Insurance is critical for unlocking and scaling the voluntary carbon market but these are early days as Richard says. I think it's critical for the future that we explore different types of insurance, and the mechanisms for it, and this represents a significant opportunity for Gallagher Re and Nature Broking.
One of the things we are missing is those loss events, to give us a real understanding of how insurance should be priced in this market. But we are shooting at an ever-expanding target. Morgan Stanley has estimated that the voluntary market [i.e., the part that does not include compulsory schemes like the EU's Emissions Trading Scheme] is worth about USD2 billion today, but could be worth up to USD100 billion by 2030.3
Q: Richard, you've only been with Gallagher Re for about six months and it's obvious you've hit the ground running with your new Green Solutions group. Presumably, we can expect much more to come.
Yes, it's taken a little while for us to sort of shape our thinking on this, as well as Green Solutions associated with the energy transition and a global push for decarbonization and sustainability. The conclusion we have drawn is this: insurance solutions are going to cut across all product lines. This doesn't belong in any one place.
Our view is the industry needs to do more on training, educating, upskilling and adding to the workforce, if and where needed, but it doesn't need to cause wholesale shifts in teams or products. Ultimately, it's about understanding new products and technologies that are coming to market, but a lot of those have an existing (re)insurance home.
There are some, like carbon credits which are extremely niche and perhaps don't fit into one product offering, and those sit within our Green Solutions team to broke and service. We obviously talk to other broking teams around the company all the time, as well as Gallagher Re's climate and analytics teams. And of course, we talk to Gallagher Specialty's climate strategy and carbon insurance team, led by James Bosley, to make sure we are all joined-up.
Further, we are also talking a lot with our clients and partners in both insurance and reinsurance, around the education piece.
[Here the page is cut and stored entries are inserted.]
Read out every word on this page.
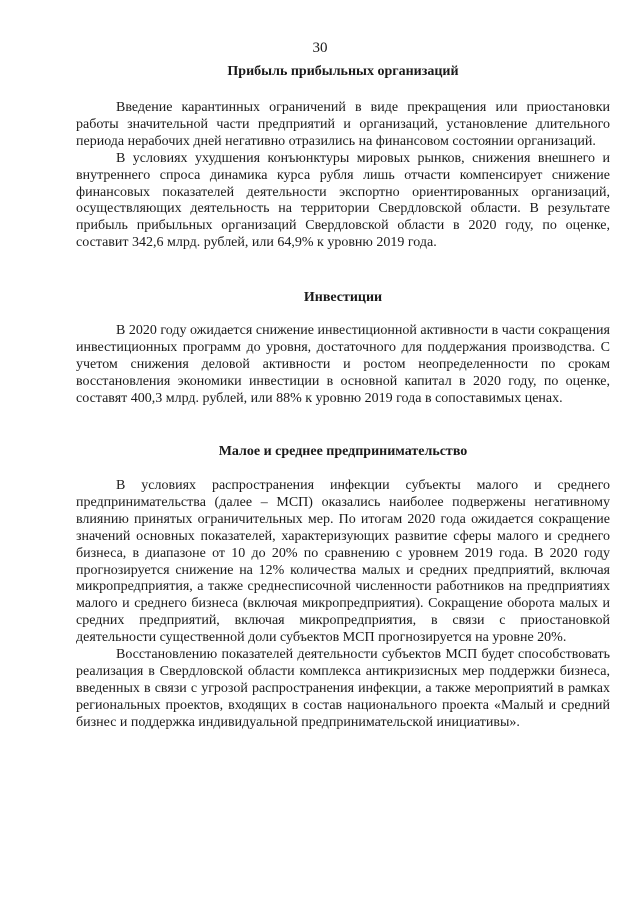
30
Прибыль прибыльных организаций

Введение карантинных ограничений в виде прекращения или приостановки работы значительной части предприятий и организаций, установление длительного периода нерабочих дней негативно отразились на финансовом состоянии организаций.

В условиях ухудшения конъюнктуры мировых рынков, снижения внешнего и внутреннего спроса динамика курса рубля лишь отчасти компенсирует снижение финансовых показателей деятельности экспортно ориентированных организаций, осуществляющих деятельность на территории Свердловской области. В результате прибыль прибыльных организаций Свердловской области в 2020 году, по оценке, составит 342,6 млрд. рублей, или 64,9% к уровню 2019 года.

Инвестиции

В 2020 году ожидается снижение инвестиционной активности в части сокращения инвестиционных программ до уровня, достаточного для поддержания производства. С учетом снижения деловой активности и ростом неопределенности по срокам восстановления экономики инвестиции в основной капитал в 2020 году, по оценке, составят 400,3 млрд. рублей, или 88% к уровню 2019 года в сопоставимых ценах.

Малое и среднее предпринимательство

В условиях распространения инфекции субъекты малого и среднего предпринимательства (далее – МСП) оказались наиболее подвержены негативному влиянию принятых ограничительных мер. По итогам 2020 года ожидается сокращение значений основных показателей, характеризующих развитие сферы малого и среднего бизнеса, в диапазоне от 10 до 20% по сравнению с уровнем 2019 года. В 2020 году прогнозируется снижение на 12% количества малых и средних предприятий, включая микропредприятия, а также среднесписочной численности работников на предприятиях малого и среднего бизнеса (включая микропредприятия). Сокращение оборота малых и средних предприятий, включая микропредприятия, в связи с приостановкой деятельности существенной доли субъектов МСП прогнозируется на уровне 20%.

Восстановлению показателей деятельности субъектов МСП будет способствовать реализация в Свердловской области комплекса антикризисных мер поддержки бизнеса, введенных в связи с угрозой распространения инфекции, а также мероприятий в рамках региональных проектов, входящих в состав национального проекта «Малый и средний бизнес и поддержка индивидуальной предпринимательской инициативы».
We've started to engage with insurers to say, actually, here's where we would focus our time in the short term, the medium term, and further off, and so this is how you might navigate the next few years to 2030.
Ultimately, our message is simple: (Re)insuring the green transition might seem like a formidable challenge, but it doesn't need to be anywhere near as scary as it might appear from a protection point of view. The pace of investment coming into this space makes it feel a little daunting but there is no doubt it is also a huge opportunity.